Un commerçant malien présente son bélier le plus onéreux (400.000 FCFA, soit 610 euros) au marché de Lafiabougou à Bamako, le 13 juillet 2021. Photo ANNIE RISEMBERG AFP
Un commerçant malien présente son bélier le plus onéreux (400.000 FCFA, soit 610 euros) au marché de Lafiabougou à Bamako, le 13 juillet 2021. Photo ANNIE RISEMBERG AFP
Short Url
Publié le Lundi 19 juillet 2021

Tabaski: au Sahel, le commerce de moutons mis en péril par la «maudite» guerre

  • «Il y a une pénurie comme on n'en a jamais connu à cause de cette maudite crise sécuritaire!». Les traits tirés, la tête enveloppée dans un turban bleu, le vendeur de moutons nigérien Ali Zada ne décolère pas
  • Comme lui, ils sont des millions d'éleveurs, revendeurs, et en fin de course acheteurs, à se lamenter de l'impact de la guerre sur «la grande fête» : des moutons moins nombreux, et des prix qui s'envolent

NIAMEY, NIGER :  "Il y a une pénurie comme on n'en a jamais connu à cause de cette maudite crise sécuritaire!". Les traits tirés, la tête enveloppée dans un turban bleu, le vendeur de moutons nigérien Ali Zada ne décolère pas.

Son travail: acheter des moutons dans sa région, Tillabéri (dans la région en conflit dite des "trois frontières" entre Mali, Burkina Faso et Niger), puis les revendre dans la capitale du Niger.
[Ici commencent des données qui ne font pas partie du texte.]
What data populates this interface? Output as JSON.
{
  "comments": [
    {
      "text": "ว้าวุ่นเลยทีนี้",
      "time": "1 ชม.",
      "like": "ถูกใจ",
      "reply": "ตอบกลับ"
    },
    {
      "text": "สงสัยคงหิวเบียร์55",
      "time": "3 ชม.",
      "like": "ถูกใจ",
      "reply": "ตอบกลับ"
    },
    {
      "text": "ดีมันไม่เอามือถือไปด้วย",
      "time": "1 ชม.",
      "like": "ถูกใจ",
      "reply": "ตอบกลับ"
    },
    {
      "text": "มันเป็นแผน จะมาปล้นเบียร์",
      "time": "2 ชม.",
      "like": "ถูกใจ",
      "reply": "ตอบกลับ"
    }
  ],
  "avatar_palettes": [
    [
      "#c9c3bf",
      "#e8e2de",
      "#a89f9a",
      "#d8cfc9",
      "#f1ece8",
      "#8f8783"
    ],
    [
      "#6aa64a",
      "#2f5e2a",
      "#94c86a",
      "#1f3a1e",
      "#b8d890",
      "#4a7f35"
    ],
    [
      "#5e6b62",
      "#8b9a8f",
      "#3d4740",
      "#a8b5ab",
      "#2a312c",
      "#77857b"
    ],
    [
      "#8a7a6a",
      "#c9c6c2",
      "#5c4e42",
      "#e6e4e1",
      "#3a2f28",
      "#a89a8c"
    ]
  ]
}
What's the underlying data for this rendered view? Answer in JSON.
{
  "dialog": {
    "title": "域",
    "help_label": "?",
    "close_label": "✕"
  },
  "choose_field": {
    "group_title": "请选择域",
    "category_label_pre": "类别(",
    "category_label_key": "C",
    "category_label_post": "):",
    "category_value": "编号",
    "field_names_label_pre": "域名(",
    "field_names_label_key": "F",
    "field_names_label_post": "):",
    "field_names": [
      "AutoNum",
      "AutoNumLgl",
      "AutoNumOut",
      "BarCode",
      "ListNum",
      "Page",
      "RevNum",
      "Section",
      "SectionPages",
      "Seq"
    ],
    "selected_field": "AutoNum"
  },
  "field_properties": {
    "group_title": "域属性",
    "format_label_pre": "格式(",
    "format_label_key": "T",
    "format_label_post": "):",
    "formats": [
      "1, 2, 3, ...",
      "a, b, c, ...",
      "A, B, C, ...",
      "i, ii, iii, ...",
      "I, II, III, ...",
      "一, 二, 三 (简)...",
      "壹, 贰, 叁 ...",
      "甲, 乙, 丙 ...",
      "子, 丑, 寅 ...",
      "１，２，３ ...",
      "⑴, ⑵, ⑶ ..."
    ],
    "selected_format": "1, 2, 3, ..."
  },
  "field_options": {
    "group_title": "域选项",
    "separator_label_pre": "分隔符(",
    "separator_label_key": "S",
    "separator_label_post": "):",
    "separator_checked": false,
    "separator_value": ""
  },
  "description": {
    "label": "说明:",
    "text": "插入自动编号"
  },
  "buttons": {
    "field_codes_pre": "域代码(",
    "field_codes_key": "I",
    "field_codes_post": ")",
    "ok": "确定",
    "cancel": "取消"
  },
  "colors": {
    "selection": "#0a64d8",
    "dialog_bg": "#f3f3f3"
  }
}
Mais cette année, rien ne va: "Avant, je pouvais amener à Niamey jusqu'à 500 têtes de moutons, mais regardez...", dit-il en se tournant.

Rencontré jeudi, à peine trente animaux squelettiques le suivaient alors timidement. Il espérait les avoir revendus d'ici mardi, jour de la fête musulmane du Sacrifice, l'Aïd al-Adha, qu'on appelle Tabaski en Afrique de l'Ouest, où les fidèles partagent en famille et avec leurs voisins un mouton sacrifié le jour même.

Comme lui, ils sont des millions d'éleveurs, revendeurs, et en fin de course acheteurs, à se lamenter de l'impact de la guerre sur "la grande fête" : des moutons moins nombreux, et des prix qui s'envolent. Depuis 2012 et l'émergence d'un conflit indépendantiste dans le nord du Mali, celui-ci s'est métastasé et étendu dans les trois pays du Sahel central (Mali, Burkina Faso et Niger). Des violences communautaires et jihadistes - de groupes affiliés à l'Etat islamique ou à Al-Qaïda - endeuillent désormais quotidiennement ces pays.

En plus d'avoir largement recruté parmi ces populations pastorales marginalisées par les Etats centraux, les jihadistes prélèvent dans les zones où ils sont puissants l'impôt islamique (zakat), souvent sous forme de bétail. Et les pasteurs sont aussi victimes des sécheresses répétitives du Sahel qui ont décimé les cheptels.

Troupeau volé, cousin abattu

A ces pressions jihadiste et climatique s'ajoutent enfin l'essor du banditisme et de groupes armés locaux autoproclamés d'autodéfense. Au fil des ans, le vol de bétail est ipso facto devenu un élément central de l'économie de la guerre.

"Les éleveurs n'ont plus la liberté de leur pleine mobilité", résume Abdoul Aziz Ag Alwaly, cadre du Réseau Billital Maroobé, association ouest-africaine de défense des intérêts des pasteurs. "Sur le parcours entre le lieu d'élevage et le point de vente, il y a de plus en plus de risques et de +frais+", explique-t-il, en référence aux attaques de groupes armés ou au racket de bandits. "Tu élèves tes animaux pendant des mois et un bandit vient les arracher en quelques minutes", dit Mamane Sani, membre d'une association locale de consommateurs nigérienne.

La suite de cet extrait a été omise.